Art Law

Amy Adler

Twenty-five years ago, in a seminal article in the Harvard Law Review, Judge Leval changed the course of copyright jurisprudence by introducing the concept of “transformativeness” into fair use law. Soon thereafter, the Supreme Court embraced Judge Leval’s new creation, calling the transformative inquiry the “heart of the fair use” doctrine. As Judge Leval conceived it, the purpose of the transformative inquiry was to protect the free speech and creativity interests that fair use should promote by offering greater leeway for creators to build on preexisting works. In short, the transformative standard would ensure that copyright law did not “stifle the very creativity which that law [was] designed to foster.”

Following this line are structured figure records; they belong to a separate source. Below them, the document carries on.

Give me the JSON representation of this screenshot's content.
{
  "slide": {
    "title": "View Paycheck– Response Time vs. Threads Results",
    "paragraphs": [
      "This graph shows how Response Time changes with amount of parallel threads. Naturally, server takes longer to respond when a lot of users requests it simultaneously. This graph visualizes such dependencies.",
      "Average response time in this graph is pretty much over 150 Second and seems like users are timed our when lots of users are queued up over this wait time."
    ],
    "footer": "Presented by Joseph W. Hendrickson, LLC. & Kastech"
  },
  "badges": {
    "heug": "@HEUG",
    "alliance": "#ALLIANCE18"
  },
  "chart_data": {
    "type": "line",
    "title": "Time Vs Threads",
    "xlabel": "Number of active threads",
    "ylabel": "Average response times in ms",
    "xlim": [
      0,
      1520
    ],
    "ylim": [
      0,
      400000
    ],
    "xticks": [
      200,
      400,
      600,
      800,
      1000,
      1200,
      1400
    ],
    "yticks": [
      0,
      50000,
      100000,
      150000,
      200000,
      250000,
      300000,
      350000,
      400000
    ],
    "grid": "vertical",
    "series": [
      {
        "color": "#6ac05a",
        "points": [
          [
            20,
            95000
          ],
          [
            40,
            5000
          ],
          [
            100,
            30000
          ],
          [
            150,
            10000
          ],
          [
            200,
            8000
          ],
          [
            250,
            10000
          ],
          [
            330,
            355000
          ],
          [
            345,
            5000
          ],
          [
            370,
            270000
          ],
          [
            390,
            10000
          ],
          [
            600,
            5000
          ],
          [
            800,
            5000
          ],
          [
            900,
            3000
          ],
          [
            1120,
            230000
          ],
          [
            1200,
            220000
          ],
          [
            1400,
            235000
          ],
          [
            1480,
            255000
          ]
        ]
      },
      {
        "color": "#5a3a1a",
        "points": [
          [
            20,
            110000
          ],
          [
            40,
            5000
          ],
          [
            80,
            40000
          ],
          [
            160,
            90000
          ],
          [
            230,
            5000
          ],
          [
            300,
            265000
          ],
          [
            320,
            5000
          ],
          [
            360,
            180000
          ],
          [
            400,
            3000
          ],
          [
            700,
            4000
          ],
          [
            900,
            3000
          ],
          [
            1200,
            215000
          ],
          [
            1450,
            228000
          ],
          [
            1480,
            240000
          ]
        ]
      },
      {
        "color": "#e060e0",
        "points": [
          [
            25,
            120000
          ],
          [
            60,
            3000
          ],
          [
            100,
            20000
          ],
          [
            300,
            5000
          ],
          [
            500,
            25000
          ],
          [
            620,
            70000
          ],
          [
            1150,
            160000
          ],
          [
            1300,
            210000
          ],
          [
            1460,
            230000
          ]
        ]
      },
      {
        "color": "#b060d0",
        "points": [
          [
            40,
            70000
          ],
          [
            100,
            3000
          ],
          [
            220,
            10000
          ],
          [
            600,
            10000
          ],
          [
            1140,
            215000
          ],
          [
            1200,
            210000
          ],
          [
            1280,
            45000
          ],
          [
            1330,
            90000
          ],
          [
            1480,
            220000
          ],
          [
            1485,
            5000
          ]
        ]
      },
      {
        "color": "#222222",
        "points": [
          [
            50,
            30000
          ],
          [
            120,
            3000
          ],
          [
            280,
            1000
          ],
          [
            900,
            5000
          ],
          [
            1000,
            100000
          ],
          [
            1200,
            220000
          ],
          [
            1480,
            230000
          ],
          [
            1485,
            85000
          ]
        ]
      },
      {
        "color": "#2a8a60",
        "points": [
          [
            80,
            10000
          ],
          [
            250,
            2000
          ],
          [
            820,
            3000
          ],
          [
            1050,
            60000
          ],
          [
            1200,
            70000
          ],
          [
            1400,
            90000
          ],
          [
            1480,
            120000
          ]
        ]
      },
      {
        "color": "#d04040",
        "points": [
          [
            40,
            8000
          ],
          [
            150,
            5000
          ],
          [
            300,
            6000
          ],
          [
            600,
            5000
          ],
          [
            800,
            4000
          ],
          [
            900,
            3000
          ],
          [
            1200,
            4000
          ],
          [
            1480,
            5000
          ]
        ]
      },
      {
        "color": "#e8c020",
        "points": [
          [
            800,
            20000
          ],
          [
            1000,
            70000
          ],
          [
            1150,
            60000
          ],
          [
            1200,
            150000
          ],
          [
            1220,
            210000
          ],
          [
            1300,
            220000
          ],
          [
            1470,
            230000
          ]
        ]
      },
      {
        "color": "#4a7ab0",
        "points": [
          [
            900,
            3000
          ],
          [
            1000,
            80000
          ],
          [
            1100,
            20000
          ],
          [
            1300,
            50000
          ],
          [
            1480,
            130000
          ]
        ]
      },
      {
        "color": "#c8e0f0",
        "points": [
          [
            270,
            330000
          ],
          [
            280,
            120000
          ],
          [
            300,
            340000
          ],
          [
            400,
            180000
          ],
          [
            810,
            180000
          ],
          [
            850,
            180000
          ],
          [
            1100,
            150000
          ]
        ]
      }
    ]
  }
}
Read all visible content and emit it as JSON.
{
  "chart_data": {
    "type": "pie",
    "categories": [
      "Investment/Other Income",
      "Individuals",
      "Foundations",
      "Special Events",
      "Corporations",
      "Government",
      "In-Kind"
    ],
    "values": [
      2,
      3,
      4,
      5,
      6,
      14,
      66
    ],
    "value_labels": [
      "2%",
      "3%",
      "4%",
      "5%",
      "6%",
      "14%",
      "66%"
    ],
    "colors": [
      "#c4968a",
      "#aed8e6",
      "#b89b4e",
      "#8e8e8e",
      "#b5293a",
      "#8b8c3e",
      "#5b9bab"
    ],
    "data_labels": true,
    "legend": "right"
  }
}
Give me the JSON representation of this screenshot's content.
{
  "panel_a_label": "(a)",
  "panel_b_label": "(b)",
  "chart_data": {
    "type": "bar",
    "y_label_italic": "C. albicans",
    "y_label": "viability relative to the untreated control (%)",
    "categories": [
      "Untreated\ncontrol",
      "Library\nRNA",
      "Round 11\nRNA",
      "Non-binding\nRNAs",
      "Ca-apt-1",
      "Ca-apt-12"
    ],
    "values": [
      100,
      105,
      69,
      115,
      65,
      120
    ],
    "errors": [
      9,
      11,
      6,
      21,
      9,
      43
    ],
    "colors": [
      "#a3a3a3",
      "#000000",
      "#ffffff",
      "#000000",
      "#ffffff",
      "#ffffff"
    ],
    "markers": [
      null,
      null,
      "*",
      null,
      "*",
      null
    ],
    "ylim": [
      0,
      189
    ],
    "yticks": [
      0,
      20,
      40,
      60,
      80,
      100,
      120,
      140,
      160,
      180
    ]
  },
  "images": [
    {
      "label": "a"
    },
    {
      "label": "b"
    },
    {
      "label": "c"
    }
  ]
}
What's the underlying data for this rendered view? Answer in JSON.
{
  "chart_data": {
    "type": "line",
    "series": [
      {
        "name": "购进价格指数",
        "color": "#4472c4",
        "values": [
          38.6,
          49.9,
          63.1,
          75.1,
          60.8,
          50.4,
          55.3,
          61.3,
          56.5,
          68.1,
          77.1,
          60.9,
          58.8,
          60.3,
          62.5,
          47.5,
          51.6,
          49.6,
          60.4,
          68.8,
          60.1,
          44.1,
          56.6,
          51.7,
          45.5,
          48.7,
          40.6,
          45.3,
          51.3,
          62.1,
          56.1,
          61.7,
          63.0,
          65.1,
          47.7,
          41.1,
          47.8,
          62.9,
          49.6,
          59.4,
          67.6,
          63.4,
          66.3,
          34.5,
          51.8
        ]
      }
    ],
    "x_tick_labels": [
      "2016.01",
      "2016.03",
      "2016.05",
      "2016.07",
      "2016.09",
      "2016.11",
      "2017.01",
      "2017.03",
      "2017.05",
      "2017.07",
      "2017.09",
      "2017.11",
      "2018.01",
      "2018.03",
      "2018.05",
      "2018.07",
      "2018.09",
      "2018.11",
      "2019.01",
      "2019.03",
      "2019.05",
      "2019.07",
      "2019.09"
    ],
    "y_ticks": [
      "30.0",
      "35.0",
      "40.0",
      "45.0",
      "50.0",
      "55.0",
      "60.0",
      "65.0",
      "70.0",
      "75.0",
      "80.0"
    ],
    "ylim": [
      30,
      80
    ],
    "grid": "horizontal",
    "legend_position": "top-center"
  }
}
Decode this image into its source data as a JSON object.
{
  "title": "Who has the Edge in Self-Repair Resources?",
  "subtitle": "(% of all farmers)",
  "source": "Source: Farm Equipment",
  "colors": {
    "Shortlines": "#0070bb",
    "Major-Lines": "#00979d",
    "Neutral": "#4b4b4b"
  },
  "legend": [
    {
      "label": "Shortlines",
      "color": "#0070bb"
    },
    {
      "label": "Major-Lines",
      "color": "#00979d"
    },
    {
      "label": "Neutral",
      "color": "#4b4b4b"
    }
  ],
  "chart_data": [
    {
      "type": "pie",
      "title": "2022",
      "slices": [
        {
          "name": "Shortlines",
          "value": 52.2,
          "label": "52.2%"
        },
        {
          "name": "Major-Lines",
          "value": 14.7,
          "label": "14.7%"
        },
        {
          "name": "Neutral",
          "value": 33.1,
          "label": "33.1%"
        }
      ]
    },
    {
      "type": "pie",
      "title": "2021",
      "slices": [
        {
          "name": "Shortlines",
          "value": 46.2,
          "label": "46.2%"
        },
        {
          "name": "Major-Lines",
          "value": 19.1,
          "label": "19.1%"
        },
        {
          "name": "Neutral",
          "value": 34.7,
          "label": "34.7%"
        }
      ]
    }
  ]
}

This Article shows that the transformative test has not only failed to accomplish this goal; the test itself has begun to “stifle the very creativity which that law was designed to foster.” In the realm of the arts, one of the very areas whose progress copyright law is designed to promote, the transformative standard has become an obstacle to creativity. Artistic expression has emerged as a central fair use battleground in the courts. At the same time that art depends on copying, the transformative test has made the legality of copying in art more uncertain, leaving artists vulnerable to lawsuits under a doctrine that is incoherent and that fundamentally misunderstands the very creative work it governs. The transformative test has failed art. This Article shows why and what to do about it, turning to the art market itself as a possible solution to the failure of the transformative use test.